The declaration takes into account many elements of modern native life, including health, education, employment and all those things that virtually all people are interested in. More interesting is the declaration’s focus on native culture, identity and language. For us, and for all native people, this focus is an affirmation of all those things we Chickasaws have treasured over the centuries.
Additionally, the declaration makes it clear that indigenous peoples should be fundamentally involved in “their own visions of economic and social development.” The Chickasaw Nation is ahead of the curve in those areas. We have, together, taken the initiative to develop our own businesses, as well as our own social institutions.
These are things we sometimes take for granted, but should not.
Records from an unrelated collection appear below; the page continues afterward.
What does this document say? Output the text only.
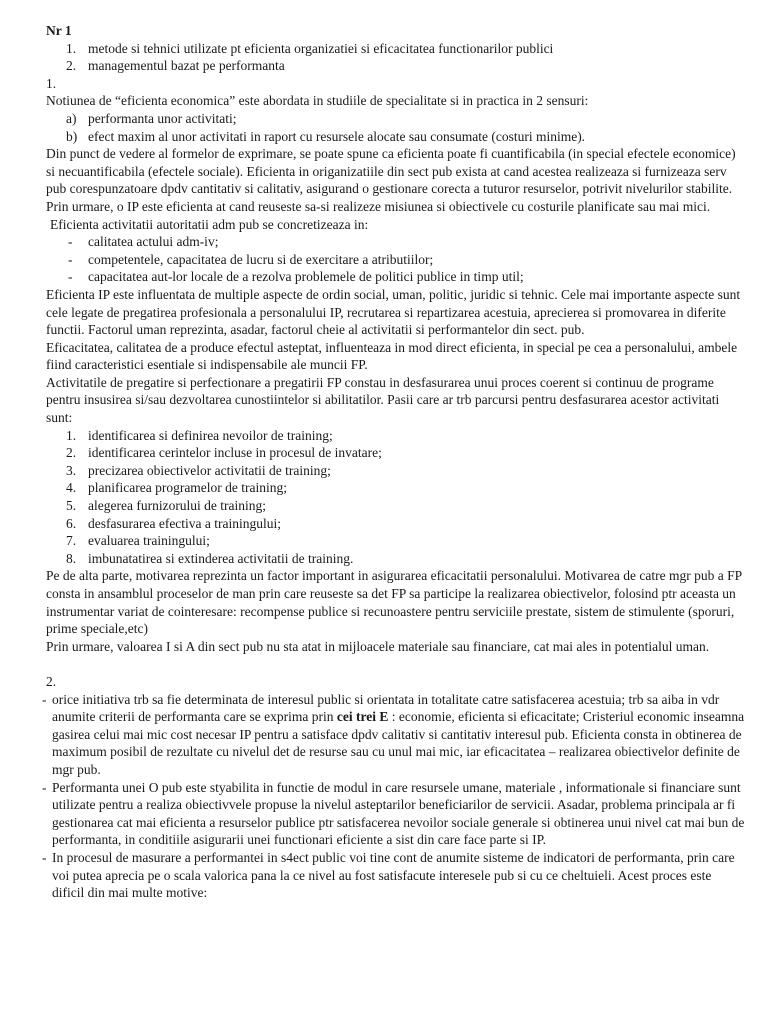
Nr 1
1. metode si tehnici utilizate pt eficienta organizatiei si eficacitatea functionarilor publici
2. managementul bazat pe performanta
1.

Notiunea de “eficienta economica” este abordata in studiile de specialitate si in practica in 2 sensuri:

a) performanta unor activitati;
b) efect maxim al unor activitati in raport cu resursele alocate sau consumate (costuri minime).

Din punct de vedere al formelor de exprimare, se poate spune ca eficienta poate fi cuantificabila (in special efectele economice) si necuantificabila (efectele sociale). Eficienta in origanizatiile din sect pub exista at cand acestea realizeaza si furnizeaza serv pub corespunzatoare dpdv cantitativ si calitativ, asigurand o gestionare corecta a tuturor resurselor, potrivit nivelurilor stabilite. Prin urmare, o IP este eficienta at cand reuseste sa-si realizeze misiunea si obiectivele cu costurile planificate sau mai mici.

Eficienta activitatii autoritatii adm pub se concretizeaza in:

- calitatea actului adm-iv;
- competentele, capacitatea de lucru si de exercitare a atributiilor;
- capacitatea aut-lor locale de a rezolva problemele de politici publice in timp util;

Eficienta IP este influentata de multiple aspecte de ordin social, uman, politic, juridic si tehnic. Cele mai importante aspecte sunt cele legate de pregatirea profesionala a personalului IP, recrutarea si repartizarea acestuia, aprecierea si promovarea in diferite functii. Factorul uman reprezinta, asadar, factorul cheie al activitatii si performantelor din sect. pub.

Eficacitatea, calitatea de a produce efectul asteptat, influenteaza in mod direct eficienta, in special pe cea a personalului, ambele fiind caracteristici esentiale si indispensabile ale muncii FP.

Activitatile de pregatire si perfectionare a pregatirii FP constau in desfasurarea unui proces coerent si continuu de programe pentru insusirea si/sau dezvoltarea cunostiintelor si abilitatilor. Pasii care ar trb parcursi pentru desfasurarea acestor activitati sunt:

1. identificarea si definirea nevoilor de training;
2. identificarea cerintelor incluse in procesul de invatare;
3. precizarea obiectivelor activitatii de training;
4. planificarea programelor de training;
5. alegerea furnizorului de training;
6. desfasurarea efectiva a trainingului;
7. evaluarea trainingului;
8. imbunatatirea si extinderea activitatii de training.

Pe de alta parte, motivarea reprezinta un factor important in asigurarea eficacitatii personalului. Motivarea de catre mgr pub a FP consta in ansamblul proceselor de man prin care reuseste sa det FP sa participe la realizarea obiectivelor, folosind ptr aceasta un instrumentar variat de cointeresare: recompense publice si recunoastere pentru serviciile prestate, sistem de stimulente (sporuri, prime speciale,etc)

Prin urmare, valoarea I si A din sect pub nu sta atat in mijloacele materiale sau financiare, cat mai ales in potentialul uman.

2.
- orice initiativa trb sa fie determinata de interesul public si orientata in totalitate catre satisfacerea acestuia; trb sa aiba in vdr anumite criterii de performanta care se exprima prin cei trei E : economie, eficienta si eficacitate; Cristeriul economic inseamna gasirea celui mai mic cost necesar IP pentru a satisface dpdv calitativ si cantitativ interesul pub. Eficienta consta in obtinerea de maximum posibil de rezultate cu nivelul det de resurse sau cu unul mai mic, iar eficacitatea – realizarea obiectivelor definite de mgr pub.
- Performanta unei O pub este styabilita in functie de modul in care resursele umane, materiale , informationale si financiare sunt utilizate pentru a realiza obiectivvele propuse la nivelul asteptarilor beneficiarilor de servicii. Asadar, problema principala ar fi gestionarea cat mai eficienta a resurselor publice ptr satisfacerea nevoilor sociale generale si obtinerea unui nivel cat mai bun de performanta, in conditiile asigurarii unei functionari eficiente a sist din care face parte si IP.
- In procesul de masurare a performantei in s4ect public voi tine cont de anumite sisteme de indicatori de performanta, prin care voi putea aprecia pe o scala valorica pana la ce nivel au fost satisfacute interesele pub si cu ce cheltuieli. Acest proces este dificil din mai multe motive:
We have dedicated much effort to preserving our heritage, while also engaging the modern world in the ways that prepare the Chickasaw generations that will follow us.
We must remember that not all native peoples are in the type of environment Chickasaws now find themselves. We are in the modern world, while respecting and celebrating our culture and traditions. Of the approximately 400 million native peoples in the world, only a fraction enjoys the human rights and opportunities we have. It is our duty to support our fellow native people who are even today experiencing neglect, discrimination and even, in some cases, elimination.
Even in our own country, hundreds of thousands of Indian people live in the hardest of circumstances and enjoy few of the human rights many of us take for granted. The U.N. commissioned an investigation into how Indian people in America live, what their human rights really look like, and what can be done to improve the environment. Indian law professor and activist James Anaya was appointed Special Rapporteur on the situation of the human rights and fundamental freedoms of indigenous people.
In the U.S., Mr. Anaya visited tribes and indigenous peoples in Arizona, Alaska, Oregon, Washington, South Dakota and Oklahoma. He concluded that in the U.S., Indian people “constitute vibrant communities that have contributed greatly to the life of the country, yet they face significant challenges that are related to widespread historical wrongs, including broken treaties and acts of oppression, and misguided government policies, that today manifest themselves in various indicators of disadvantage and impediments to the exercise of their individual and collective rights.”
We have achieved so much, and there is so much more yet to achieve. Human rights are fundamental rights, and each person has the right to proper treatment.
At the Chickasaw Nation, we will continue to build on our legacy of progress and success as we keep the doctrine of fundamental human rights for each man, woman and child as our guidepost.